For some, the debate over milk versus dark
chocolate is moot because purists tend to believe milk is an unfortunate modern-era
corruption of chocolate, and mass-produced milk chocolate in particular is to
blame for chocolate’s negative reputation for causing everything from acne to
obesity. Some of those causes may be attributed to the over-consumption of
related mixed-in products, including cream, corn syrup, sugar, and many other
ingredients that should be consumed in moderation.
Free from the constraints of mass production
and adulteration (though even the European Chocolate Directive allows a small
percentage of natural vegetable fats to stand in for cocoa butter content),
chocolate artisans have begun to pursue taste quality with great enthusiasm.
Beginning in France and Belgium, then moving into Britain and the United
States, the movement is exemplified by a focus on cacao solids (at the very
least greater than 50 percent but usually much more) and an array of
high-quality, perfectly complementary flavors (Flammarion 2007).
Meanwhile, the western hemisphere has long
not been the sole contributor to a chocolate-craving market. Like coffee, the
commodity of cacao has spread throughout the world, (within that range of 20
degrees north and south of the equator). Though Venezuela and countries
throughout Mesoamerica are the originators of cacao and domesticated cacao, it
is now grown to a much greater extent in the African countries of Côte
d'Ivoire, Ghana, Nigeria, and Cameroon. In addition, high-quality, single-origin
cacao is sourced from Indonesia, Malaysia, Brazil, and numerous other countries
throughout the tropics. Chocolate is a global commodity that is truly
appreciated globally, whether in the form of a milk chocolate kiss or a 93-percent-cacao,
single-origin Venezuela cacao chocolate bar.

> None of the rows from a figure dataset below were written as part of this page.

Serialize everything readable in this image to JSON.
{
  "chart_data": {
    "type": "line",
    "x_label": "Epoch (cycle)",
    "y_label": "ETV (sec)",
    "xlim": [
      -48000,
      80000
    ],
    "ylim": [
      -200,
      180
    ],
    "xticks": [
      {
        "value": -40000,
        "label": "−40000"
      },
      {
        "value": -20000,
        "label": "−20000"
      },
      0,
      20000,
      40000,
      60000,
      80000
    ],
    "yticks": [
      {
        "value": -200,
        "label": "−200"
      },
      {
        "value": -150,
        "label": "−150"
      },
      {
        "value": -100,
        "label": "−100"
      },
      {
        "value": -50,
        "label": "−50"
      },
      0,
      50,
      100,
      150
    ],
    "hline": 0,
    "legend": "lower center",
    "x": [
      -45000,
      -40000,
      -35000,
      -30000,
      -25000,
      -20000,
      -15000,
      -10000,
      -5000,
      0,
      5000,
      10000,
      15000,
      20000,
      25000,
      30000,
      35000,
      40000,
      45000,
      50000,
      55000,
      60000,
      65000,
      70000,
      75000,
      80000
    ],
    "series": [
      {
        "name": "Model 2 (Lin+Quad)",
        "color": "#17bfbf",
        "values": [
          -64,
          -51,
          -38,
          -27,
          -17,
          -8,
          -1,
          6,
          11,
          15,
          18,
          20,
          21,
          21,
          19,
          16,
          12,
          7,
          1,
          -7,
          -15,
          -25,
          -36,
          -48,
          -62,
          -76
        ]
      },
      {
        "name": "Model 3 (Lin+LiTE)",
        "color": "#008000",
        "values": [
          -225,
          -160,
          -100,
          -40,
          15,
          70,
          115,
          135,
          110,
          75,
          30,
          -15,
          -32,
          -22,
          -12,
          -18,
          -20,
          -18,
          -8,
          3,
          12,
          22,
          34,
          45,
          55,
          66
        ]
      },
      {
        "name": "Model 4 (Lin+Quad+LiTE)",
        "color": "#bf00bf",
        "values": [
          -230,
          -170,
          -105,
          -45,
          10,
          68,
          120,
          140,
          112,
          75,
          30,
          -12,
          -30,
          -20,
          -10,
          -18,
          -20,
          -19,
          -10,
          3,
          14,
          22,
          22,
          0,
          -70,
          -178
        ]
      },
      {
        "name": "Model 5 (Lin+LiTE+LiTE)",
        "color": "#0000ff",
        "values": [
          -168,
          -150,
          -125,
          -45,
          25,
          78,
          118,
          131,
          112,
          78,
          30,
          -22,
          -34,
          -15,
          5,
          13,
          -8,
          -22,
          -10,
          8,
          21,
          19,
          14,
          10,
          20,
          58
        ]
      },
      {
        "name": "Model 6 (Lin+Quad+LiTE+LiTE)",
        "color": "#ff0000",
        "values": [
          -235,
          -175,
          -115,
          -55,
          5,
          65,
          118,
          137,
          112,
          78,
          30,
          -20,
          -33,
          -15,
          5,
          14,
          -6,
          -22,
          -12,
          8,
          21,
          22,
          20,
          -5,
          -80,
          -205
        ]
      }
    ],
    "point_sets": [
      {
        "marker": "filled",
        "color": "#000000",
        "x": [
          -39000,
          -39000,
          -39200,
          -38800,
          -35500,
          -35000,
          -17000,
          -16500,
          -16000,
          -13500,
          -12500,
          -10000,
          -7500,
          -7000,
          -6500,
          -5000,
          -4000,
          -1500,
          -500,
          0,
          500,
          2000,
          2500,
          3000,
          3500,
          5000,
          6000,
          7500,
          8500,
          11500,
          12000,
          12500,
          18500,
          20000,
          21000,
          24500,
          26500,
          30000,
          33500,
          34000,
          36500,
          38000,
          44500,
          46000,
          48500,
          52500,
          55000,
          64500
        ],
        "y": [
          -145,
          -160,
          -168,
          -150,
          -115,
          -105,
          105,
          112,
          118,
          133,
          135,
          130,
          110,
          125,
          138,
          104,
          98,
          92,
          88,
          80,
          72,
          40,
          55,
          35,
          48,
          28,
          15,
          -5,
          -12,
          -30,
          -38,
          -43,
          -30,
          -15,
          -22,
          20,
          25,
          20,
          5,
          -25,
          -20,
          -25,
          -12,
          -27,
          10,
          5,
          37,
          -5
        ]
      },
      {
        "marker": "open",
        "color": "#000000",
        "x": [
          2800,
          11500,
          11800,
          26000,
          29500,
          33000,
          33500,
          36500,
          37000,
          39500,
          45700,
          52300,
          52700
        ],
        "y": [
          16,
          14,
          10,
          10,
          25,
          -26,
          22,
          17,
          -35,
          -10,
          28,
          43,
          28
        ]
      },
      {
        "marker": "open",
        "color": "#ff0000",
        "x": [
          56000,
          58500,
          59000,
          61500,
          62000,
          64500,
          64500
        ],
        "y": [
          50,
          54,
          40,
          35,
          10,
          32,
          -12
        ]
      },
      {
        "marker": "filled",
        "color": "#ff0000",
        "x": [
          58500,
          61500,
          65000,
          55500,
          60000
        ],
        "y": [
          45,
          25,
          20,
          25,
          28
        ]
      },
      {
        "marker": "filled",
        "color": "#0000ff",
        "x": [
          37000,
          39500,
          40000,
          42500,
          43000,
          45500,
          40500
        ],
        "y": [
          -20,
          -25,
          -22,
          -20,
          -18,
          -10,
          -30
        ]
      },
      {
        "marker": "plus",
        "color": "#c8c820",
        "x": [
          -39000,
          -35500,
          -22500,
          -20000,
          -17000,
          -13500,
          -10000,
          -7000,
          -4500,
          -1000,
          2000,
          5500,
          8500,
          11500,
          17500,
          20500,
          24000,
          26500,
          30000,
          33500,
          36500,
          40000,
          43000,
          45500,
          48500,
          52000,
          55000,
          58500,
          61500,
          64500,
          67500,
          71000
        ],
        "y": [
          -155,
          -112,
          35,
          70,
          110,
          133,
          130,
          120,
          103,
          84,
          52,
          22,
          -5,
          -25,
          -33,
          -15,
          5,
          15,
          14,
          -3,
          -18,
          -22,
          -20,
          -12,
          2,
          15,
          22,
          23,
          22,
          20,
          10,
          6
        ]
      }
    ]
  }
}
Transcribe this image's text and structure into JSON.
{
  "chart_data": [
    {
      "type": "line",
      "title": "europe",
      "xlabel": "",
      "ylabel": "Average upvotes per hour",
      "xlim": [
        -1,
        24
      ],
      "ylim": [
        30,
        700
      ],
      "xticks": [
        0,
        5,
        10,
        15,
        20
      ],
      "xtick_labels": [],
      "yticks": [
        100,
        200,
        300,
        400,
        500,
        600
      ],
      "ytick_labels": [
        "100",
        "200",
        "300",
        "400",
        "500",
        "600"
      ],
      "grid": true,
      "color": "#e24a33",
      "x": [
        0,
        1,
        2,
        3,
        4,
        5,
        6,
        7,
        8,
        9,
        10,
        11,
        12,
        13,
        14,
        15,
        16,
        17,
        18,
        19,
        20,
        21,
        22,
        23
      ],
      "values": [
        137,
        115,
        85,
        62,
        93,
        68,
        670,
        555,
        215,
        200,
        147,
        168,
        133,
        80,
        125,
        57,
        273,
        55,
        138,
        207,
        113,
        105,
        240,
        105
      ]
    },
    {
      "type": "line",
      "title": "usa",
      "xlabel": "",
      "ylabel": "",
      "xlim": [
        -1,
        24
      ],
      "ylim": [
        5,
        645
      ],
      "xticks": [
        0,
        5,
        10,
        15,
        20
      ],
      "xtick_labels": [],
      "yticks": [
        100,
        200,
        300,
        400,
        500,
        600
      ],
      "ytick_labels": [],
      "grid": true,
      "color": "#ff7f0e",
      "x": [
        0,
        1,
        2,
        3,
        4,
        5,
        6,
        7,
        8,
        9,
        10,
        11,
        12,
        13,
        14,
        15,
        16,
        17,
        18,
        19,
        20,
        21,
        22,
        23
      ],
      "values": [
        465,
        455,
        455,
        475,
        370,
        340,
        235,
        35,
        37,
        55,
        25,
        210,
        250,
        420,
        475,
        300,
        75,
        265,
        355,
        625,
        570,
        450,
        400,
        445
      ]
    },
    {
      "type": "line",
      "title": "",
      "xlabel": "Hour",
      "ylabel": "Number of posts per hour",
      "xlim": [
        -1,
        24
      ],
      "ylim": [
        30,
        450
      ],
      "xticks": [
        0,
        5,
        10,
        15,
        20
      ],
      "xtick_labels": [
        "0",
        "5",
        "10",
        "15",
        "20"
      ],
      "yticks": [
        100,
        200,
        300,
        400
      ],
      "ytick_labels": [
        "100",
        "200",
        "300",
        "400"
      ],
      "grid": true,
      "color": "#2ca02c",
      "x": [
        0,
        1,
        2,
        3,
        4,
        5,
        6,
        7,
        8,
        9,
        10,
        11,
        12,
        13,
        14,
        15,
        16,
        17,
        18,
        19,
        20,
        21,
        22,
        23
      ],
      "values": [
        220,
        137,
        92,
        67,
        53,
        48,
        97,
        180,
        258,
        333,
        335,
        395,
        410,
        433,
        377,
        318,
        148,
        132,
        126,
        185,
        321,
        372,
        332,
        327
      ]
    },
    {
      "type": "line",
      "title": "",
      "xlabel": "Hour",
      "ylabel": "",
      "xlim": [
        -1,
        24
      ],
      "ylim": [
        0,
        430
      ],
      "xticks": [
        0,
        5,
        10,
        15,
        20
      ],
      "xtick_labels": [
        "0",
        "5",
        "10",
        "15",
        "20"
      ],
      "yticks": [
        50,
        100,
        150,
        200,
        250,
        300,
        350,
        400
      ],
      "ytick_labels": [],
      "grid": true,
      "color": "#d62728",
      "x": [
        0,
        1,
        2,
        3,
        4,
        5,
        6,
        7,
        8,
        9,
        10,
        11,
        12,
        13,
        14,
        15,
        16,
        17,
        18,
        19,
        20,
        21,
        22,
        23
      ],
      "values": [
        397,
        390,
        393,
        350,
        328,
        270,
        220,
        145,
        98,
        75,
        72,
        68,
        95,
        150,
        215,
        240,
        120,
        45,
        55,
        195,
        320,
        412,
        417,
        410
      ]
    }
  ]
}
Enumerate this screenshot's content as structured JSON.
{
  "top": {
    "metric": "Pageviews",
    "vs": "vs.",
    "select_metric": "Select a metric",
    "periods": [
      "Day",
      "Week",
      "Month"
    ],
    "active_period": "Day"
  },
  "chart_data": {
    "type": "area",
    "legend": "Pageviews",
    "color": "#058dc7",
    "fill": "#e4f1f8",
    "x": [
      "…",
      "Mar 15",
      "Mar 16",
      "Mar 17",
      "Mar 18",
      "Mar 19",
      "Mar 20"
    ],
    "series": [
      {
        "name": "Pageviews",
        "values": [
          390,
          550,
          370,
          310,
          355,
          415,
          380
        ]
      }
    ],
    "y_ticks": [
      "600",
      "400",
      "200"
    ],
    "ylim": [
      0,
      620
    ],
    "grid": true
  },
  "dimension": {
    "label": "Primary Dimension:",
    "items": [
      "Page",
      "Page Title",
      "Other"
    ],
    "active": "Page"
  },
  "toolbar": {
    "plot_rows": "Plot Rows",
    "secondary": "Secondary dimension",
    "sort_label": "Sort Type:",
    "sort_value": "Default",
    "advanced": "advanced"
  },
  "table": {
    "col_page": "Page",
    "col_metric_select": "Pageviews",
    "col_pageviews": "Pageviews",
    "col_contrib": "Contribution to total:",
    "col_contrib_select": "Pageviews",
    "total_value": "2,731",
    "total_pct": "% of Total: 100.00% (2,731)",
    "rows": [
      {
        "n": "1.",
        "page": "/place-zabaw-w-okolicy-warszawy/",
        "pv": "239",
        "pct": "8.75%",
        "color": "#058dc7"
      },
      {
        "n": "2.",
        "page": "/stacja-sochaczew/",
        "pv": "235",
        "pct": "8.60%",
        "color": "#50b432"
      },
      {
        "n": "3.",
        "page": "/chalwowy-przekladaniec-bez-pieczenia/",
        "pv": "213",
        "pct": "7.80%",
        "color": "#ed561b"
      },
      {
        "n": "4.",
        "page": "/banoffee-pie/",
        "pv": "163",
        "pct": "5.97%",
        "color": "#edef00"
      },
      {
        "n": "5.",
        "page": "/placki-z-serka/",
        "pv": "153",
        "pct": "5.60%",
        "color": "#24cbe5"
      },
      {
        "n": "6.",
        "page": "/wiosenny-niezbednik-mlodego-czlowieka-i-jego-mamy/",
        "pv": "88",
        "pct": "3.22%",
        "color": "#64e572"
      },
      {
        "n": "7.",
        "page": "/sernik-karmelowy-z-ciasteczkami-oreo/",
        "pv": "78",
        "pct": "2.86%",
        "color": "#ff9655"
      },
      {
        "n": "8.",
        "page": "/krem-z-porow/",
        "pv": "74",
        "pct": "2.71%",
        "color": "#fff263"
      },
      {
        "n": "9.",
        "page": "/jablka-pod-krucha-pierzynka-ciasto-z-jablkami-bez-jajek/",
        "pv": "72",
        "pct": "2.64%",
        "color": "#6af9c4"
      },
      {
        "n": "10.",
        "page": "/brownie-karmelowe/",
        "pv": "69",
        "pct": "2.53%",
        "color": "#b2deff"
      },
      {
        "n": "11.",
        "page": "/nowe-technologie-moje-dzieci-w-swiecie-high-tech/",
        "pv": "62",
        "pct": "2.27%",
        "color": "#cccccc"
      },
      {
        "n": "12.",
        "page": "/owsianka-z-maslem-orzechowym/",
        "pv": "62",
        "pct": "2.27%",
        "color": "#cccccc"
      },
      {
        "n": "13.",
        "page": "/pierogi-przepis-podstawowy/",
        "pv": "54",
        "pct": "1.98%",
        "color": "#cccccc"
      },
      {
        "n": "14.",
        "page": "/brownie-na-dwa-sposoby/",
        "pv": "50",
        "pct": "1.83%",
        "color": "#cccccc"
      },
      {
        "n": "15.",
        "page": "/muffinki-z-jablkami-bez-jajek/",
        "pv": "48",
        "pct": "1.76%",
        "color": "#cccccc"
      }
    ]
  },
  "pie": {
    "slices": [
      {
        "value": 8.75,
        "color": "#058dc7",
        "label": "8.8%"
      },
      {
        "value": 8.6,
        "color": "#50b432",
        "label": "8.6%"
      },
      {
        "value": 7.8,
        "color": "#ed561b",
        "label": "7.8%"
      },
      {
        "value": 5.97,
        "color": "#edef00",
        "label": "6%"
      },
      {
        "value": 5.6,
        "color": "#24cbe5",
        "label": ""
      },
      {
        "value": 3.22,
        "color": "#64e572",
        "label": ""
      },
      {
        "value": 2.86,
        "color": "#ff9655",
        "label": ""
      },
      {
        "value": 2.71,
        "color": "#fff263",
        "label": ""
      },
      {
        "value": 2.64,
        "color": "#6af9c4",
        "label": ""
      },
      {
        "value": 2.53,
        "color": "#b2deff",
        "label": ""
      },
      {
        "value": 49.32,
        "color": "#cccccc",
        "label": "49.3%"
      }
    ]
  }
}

-- Posted September 14, 2008
References
Coe, Sophie D. and Michael D. Coe. 2007. The True History of Chocolate. New York, NY: Thames & Hudson.
Cuvelier, Paule. 2007. The History of Chocolate. Alayne Pullen, trans. Paris, France: Flammarion.
McNeil, Cameron L. 2006. Chocolate in Mesoamerica: A Cultural History of Cacao. Gainesville, FL: University of Florida Press.
Presilla, Maricel E. 2001. The New Taste of Chocolate: A Cultural and Natural History of Cacao with Recipes. Berkeley, CA: Ten Speed Press.